Officials believe that New Delhi’s efforts to reach out to the Gulf countries
through the peak of the pandemic when India sent not just medicines but
medical teams to countries in the “extended neighbourhood” had held the
country in good stead. The Indian gesture was reciprocated by the West Asian
countries as well. Like when the UAE was packing off immigrants from every
other country following the outbreak of the pandemic, India requested Kuwait
and the United Arab Emirates to go slow with repatriating Indian nationals
because the state governments didn’t have the infrastructure to deal with the
influx. The request was immediately accepted.
Six West Asian countries - UAE, Saudi Arabia, Kuwait, Oman, Qatar and Bahrain
- accounted for nearly 70% of all Indians who live abroad. UAE is home to the
largest number of Indians, 3.4 million, which was approximately a quarter of
all NRIs around the world. Another 2.6 million were in Saudi Arabia and
Kuwait, Oman, Qatar and Bahrain were home to another 2.9 million NRIs.
Between them, they sent home nearly half of India’s total foreign remittances
of US 80 billion.
The World Bank, back in October, had projected a 9% decline in foreign
remittances to India due to the Covid-induced restrictions and disruption in
economic activity across the world.
Officials said India is working closely with UAE which stopped giving work and
visit visas for nationals from 12 countries including Prime Minister Imran
Khan’s Pakistan, seen as a fallout of Islamabad trying to challenge Saudi
Arabia’s leadership of the Muslim world and its stand against the UAE’s peace
deal with Israel that paved the way for UAE-Israel relations. According to a
report in the Nikkei Asian Review over the past week, many of the job
opportunities that Pakistani workers are losing are going to Indian workers.

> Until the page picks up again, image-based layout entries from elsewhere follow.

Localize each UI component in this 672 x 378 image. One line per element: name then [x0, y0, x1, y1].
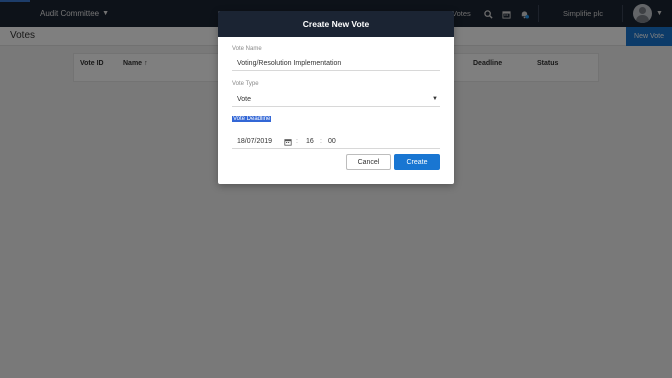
dropdown-arrow-icon: ▼ — [432, 96, 438, 102]
cancel-button[interactable]: Cancel — [346, 154, 391, 170]
dialog-title: Create New Vote — [218, 11, 454, 37]
vote-deadline-label-text: Vote Deadline — [232, 116, 272, 122]
vote-deadline-label: Vote Deadline — [232, 116, 272, 122]
vote-type-value: Vote — [237, 95, 252, 103]
create-button[interactable]: Create — [394, 154, 440, 170]
deadline-minute-input[interactable]: 00 — [328, 138, 336, 145]
vote-name-label: Vote Name — [232, 46, 262, 52]
vote-type-select[interactable]: Vote ▼ — [232, 92, 440, 107]
vote-name-input[interactable]: Voting/Resolution Implementation — [232, 56, 440, 71]
deadline-date-input[interactable]: 18/07/2019 — [237, 138, 272, 145]
separator: : — [296, 138, 298, 145]
vote-name-value: Voting/Resolution Implementation — [237, 59, 342, 67]
calendar-icon[interactable] — [284, 138, 292, 146]
separator: : — [320, 138, 322, 145]
create-vote-dialog: Create New Vote Vote Name Voting/Resolut… — [218, 11, 454, 184]
vote-type-label: Vote Type — [232, 81, 259, 87]
deadline-hour-input[interactable]: 16 — [306, 138, 314, 145]
vote-deadline-field: 18/07/2019 : 16 : 00 — [232, 134, 440, 149]
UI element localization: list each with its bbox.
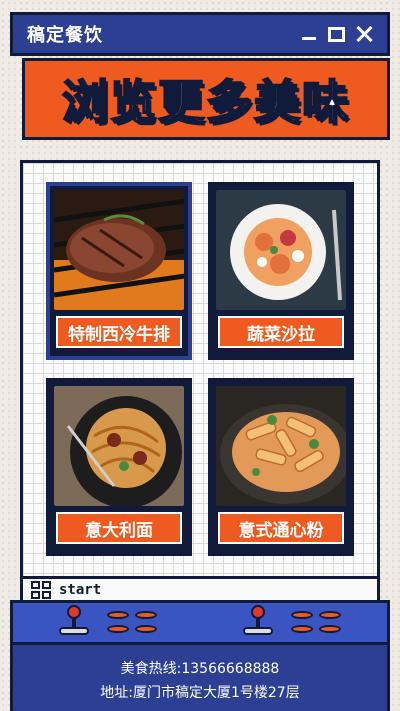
address-text: 地址:厦门市稿定大厦1号楼27层 bbox=[100, 685, 300, 701]
menu-card-penne[interactable]: 意式通心粉 bbox=[208, 378, 354, 556]
menu-card-steak[interactable]: 特制西冷牛排 bbox=[46, 182, 192, 360]
penne-image bbox=[216, 386, 346, 506]
joystick-icon[interactable] bbox=[243, 605, 273, 639]
minimize-icon[interactable] bbox=[300, 25, 318, 43]
title-bar: 稿定餐饮 bbox=[10, 12, 390, 56]
card-frame: 蔬菜沙拉 bbox=[208, 182, 354, 360]
card-label: 蔬菜沙拉 bbox=[216, 314, 346, 350]
card-frame: 意大利面 bbox=[46, 378, 192, 556]
banner-title: 浏览更多美味 bbox=[61, 74, 350, 130]
card-label: 特制西冷牛排 bbox=[54, 314, 184, 350]
spaghetti-image bbox=[54, 386, 184, 506]
salad-image bbox=[216, 190, 346, 310]
control-panel bbox=[13, 603, 387, 645]
card-frame: 意式通心粉 bbox=[208, 378, 354, 556]
banner: 浏览更多美味 bbox=[22, 58, 390, 140]
start-button[interactable]: start bbox=[59, 582, 101, 598]
joystick-icon[interactable] bbox=[59, 605, 89, 639]
card-label: 意大利面 bbox=[54, 510, 184, 546]
card-frame: 特制西冷牛排 bbox=[46, 182, 192, 360]
brand-name: 稿定餐饮 bbox=[27, 25, 103, 46]
menu-card-spaghetti[interactable]: 意大利面 bbox=[46, 378, 192, 556]
steak-image bbox=[54, 190, 184, 310]
menu-card-salad[interactable]: 蔬菜沙拉 bbox=[208, 182, 354, 360]
close-icon[interactable] bbox=[355, 25, 373, 43]
arcade-buttons[interactable] bbox=[107, 611, 157, 633]
contact-info: 美食热线:13566668888 地址:厦门市稿定大厦1号楼27层 bbox=[13, 657, 387, 705]
app-window: 稿定餐饮 浏览更多美味 bbox=[10, 12, 390, 140]
maximize-icon[interactable] bbox=[328, 26, 345, 42]
start-menu-icon[interactable] bbox=[31, 581, 51, 599]
arcade-buttons[interactable] bbox=[291, 611, 341, 633]
card-label: 意式通心粉 bbox=[216, 510, 346, 546]
hotline-text: 美食热线:13566668888 bbox=[120, 661, 280, 677]
arcade-console: 美食热线:13566668888 地址:厦门市稿定大厦1号楼27层 bbox=[10, 600, 390, 711]
window-controls bbox=[300, 25, 373, 43]
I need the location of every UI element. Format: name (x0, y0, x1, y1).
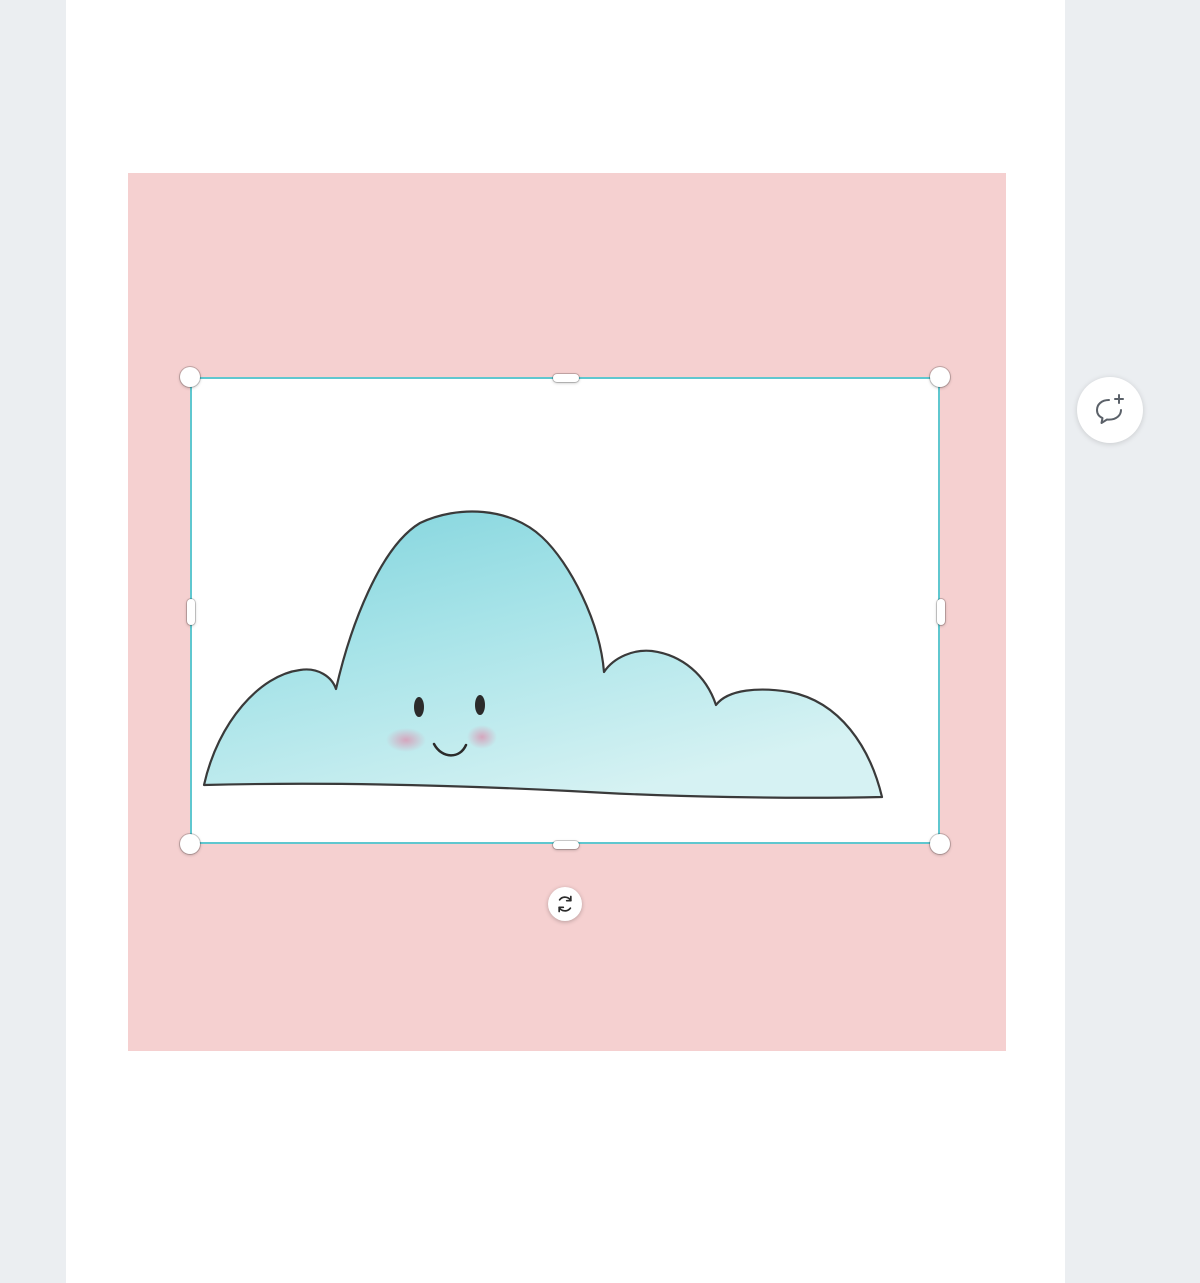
editor-workspace[interactable] (0, 0, 1200, 1283)
design-page[interactable] (66, 0, 1065, 1283)
cloud-right-eye (475, 695, 485, 715)
add-comment-icon (1096, 394, 1124, 424)
rotate-button[interactable] (548, 887, 582, 921)
cloud-drawing (202, 510, 884, 799)
cloud-shape (202, 510, 884, 799)
cloud-illustration-image[interactable] (190, 377, 940, 844)
cloud-left-eye (414, 697, 424, 717)
rotate-icon (558, 895, 572, 913)
resize-handle-top-left[interactable] (180, 367, 200, 387)
add-comment-button[interactable] (1077, 377, 1143, 443)
resize-handle-bottom[interactable] (553, 841, 579, 849)
resize-handle-right[interactable] (937, 599, 945, 625)
resize-handle-bottom-left[interactable] (180, 834, 200, 854)
resize-handle-bottom-right[interactable] (930, 834, 950, 854)
resize-handle-top[interactable] (553, 374, 579, 382)
resize-handle-top-right[interactable] (930, 367, 950, 387)
resize-handle-left[interactable] (187, 599, 195, 625)
cloud-left-cheek (386, 728, 426, 752)
cloud-right-cheek (467, 725, 497, 749)
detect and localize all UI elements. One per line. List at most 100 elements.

Indian officials said that UAE’s visa ban on Pakistan was just one aspect of
Islamabad’s growing diplomatic isolation. Pakistan’s embarrassing moments when
its request for a side event on Kashmir was turned down at the recent
Organisation of Islamic Cooperation foreign ministers meet was another.
Messaged HE @DrSJaishankar, India's Foreign Minister to say thanks on behalf of 🇲🇾 Malaysian smallholders! India has announced a 10% reduction of basic customs duty on crude palm oil to 27.5%. This could further ⬆️ Malaysia's #PalmOil exports to 🇮🇳 which in turn could ⬆️ prices! pic.twitter.com/9mBY9Pds1E
— Hishammuddin Hussein 🇲🇾 (@HishammuddinH2O) November 28, 2020
Indian officials also cite a change in Malaysia’s approach towards South Asia
after Mahathir Mohamad’s exit. There are clear indications that Malaysia is
looking at its relationship with India from a broader perspective. This change
led New Delhi to reduce the duty on palm oil last month, prompting Malaysian
foreign minister Hishammuddin bin Tun Hussein to tweet his thank you note to
foreign minister Jaishankar.
Or when defence minister Rajnath Singh and foreign minister S Jaishankar, were
planning to make a transit halt in Iran on their way to the Shanghai
Cooperation Organisation meeting in Russia this September, Tehran requested
for meetings with the Indian leaders and turned the halt into a bilateral
visit. It was during these meetings that Iran indicated that it was keen to
restore its energy relationship with India and it emerged that New Delhi and
Tehran were on the same page as far as Afghanistan is concerned.